We should be aware of how jealous an adversary of inner examination it is – and how much further it wishes to go in this direction. Its purveyors want to put screens on our seat-backs, receivers in our watches and phones in our minds, so as to ensure that we will be always connected, always aware of what is happening; never alone.
But we will have nothing substantial to offer anyone else so long as we have not first mastered the art of being patient midwives to our own thoughts.

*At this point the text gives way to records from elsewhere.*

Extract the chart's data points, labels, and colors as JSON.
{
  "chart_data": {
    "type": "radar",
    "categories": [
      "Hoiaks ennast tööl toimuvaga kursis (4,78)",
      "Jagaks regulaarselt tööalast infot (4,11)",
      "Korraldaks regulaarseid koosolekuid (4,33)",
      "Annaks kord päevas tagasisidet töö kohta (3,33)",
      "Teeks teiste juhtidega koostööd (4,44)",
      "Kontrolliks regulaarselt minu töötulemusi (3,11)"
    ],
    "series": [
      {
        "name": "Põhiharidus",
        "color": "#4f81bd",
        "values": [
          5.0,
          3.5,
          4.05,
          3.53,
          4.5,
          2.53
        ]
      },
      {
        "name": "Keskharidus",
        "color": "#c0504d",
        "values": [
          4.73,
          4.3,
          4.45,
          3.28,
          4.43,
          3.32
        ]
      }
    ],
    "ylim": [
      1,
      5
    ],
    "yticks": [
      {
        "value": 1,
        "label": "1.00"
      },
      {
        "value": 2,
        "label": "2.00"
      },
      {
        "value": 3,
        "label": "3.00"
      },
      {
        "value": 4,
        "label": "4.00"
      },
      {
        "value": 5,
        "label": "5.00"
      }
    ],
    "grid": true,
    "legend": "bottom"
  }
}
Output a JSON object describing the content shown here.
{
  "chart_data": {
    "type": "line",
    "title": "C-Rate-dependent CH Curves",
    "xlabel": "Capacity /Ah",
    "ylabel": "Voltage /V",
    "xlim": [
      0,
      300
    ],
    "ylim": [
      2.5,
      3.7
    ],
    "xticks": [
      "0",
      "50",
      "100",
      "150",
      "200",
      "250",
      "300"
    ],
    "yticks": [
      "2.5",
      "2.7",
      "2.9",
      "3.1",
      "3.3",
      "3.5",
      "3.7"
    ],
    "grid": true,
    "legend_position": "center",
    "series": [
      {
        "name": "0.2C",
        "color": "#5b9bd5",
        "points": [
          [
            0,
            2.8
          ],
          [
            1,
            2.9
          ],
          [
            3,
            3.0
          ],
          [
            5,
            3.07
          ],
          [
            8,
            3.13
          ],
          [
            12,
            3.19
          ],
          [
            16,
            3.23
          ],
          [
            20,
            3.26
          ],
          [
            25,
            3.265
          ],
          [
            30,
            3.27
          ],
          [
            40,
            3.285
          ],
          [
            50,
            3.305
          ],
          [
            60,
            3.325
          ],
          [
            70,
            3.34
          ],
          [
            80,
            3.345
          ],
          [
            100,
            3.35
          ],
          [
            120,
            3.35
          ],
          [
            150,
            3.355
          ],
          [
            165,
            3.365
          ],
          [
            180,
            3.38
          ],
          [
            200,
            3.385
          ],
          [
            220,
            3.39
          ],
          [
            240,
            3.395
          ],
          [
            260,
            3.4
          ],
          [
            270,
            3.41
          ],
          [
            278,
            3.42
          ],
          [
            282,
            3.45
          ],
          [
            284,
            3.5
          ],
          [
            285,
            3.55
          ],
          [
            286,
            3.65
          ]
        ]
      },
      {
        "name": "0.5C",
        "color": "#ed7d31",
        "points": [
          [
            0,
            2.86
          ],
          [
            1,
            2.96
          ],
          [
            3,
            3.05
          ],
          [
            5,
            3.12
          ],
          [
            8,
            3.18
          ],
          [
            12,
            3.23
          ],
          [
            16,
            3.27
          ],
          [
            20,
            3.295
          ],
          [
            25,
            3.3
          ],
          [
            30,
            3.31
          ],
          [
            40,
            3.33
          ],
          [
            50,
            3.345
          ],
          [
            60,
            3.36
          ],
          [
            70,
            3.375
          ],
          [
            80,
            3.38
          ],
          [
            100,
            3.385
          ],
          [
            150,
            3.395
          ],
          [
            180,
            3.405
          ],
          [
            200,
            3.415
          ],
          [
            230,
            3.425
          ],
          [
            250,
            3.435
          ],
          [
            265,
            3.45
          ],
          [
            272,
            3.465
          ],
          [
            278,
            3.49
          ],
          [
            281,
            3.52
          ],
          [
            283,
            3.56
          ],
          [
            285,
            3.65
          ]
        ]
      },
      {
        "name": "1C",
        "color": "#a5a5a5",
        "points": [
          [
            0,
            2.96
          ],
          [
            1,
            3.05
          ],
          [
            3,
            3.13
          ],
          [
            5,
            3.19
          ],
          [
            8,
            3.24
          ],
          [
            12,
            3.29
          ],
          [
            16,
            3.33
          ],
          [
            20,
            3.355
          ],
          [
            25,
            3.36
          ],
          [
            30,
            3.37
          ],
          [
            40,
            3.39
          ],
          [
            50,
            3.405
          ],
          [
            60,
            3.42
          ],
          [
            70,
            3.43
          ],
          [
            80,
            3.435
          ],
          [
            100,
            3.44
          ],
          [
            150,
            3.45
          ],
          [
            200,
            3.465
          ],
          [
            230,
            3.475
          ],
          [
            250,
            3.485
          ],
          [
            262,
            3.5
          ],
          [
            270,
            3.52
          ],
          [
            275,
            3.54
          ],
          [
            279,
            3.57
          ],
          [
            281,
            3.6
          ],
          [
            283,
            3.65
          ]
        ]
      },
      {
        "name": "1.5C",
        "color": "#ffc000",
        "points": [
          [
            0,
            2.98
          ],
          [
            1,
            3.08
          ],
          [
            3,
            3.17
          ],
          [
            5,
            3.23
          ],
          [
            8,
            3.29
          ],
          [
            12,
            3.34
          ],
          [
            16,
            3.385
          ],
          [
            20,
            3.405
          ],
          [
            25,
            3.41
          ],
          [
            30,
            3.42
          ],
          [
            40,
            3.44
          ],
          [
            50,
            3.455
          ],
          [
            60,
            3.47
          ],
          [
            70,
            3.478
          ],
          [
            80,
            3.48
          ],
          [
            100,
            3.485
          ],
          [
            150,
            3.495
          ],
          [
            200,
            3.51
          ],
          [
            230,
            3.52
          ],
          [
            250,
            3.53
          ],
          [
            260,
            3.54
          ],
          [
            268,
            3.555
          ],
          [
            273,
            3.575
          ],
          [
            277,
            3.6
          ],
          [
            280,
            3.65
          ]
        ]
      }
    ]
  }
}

We need long train journeys on which we have no wireless signal and nothing to read, where our carriage is mostly empty, where the views are expansive and where the only sounds are those made by the wheels as they click against the rails in rhythmical succession. We need plane journeys when we have a window seat and nothing else to focus on for two or three hours but the tops of clouds and the constant presence, only metres away in the inconceivable cold, of a Rolls-Royce engine, slung under the broad ash-grey wing, its discipline and bravery helping to propel our own vagabond thoughts.
4.
WE CAN’T FIND everything we need to round out our humanity in the present. There are attitudes, ideologies, modalities of feeling and philosophies of mind for which we must journey backwards across the centuries, through the corridors of reference libraries, past forgotten museum cabinets filled with rusting suits of medieval armour, along the pages of second-hand books marked with the annotations of their now-deceased owners or up to the altars of half-ruined and moss-covered temples. We need to balance contact with the ever-changing pixels on our screens with the pages of heavy hardback books that proclaim, through their bindings and their typefaces, that they have something to say that will still deserve a place in our thoughts tomorrow.
5.
WE NEED RELIEF from the news-fuelled impression that we are living in an age of unparalleled importance, with our wars, our debts, our riots, our missing children, our after-premiere parties, our IPOs and our rogue missiles. We need, on occasion, to be able to rise up into space in our imagination, many kilometres above the mantle of the earth, to a place where that particular conference and this particular epidemic, that new phone and this shocking wildfire, will lose a little of their power to affect us – and where even the most intractable problems will seem to dissolve against the aeons of time to which the view of other galaxies attests.
6.
WE SHOULD AT times forgo our own news in order to pick up on the far stranger, more wondrous headlines of those less eloquent species that surround us: kestrels and snow geese, spider beetles and black-faced leafhoppers, lemurs and small children – all creatures usefully uninterested in our own melodramas; counterweights to our anxieties and self-absorption.
A flourishing life requires a capacity to recognize the times when the news no longer has anything original or important to teach us; periods when we should refuse imaginative connection with strangers, when we must leave the business of governing, triumphing, failing, creating or killing to others, in the knowledge that we have our own objectives to honour in the brief time still allotted to us.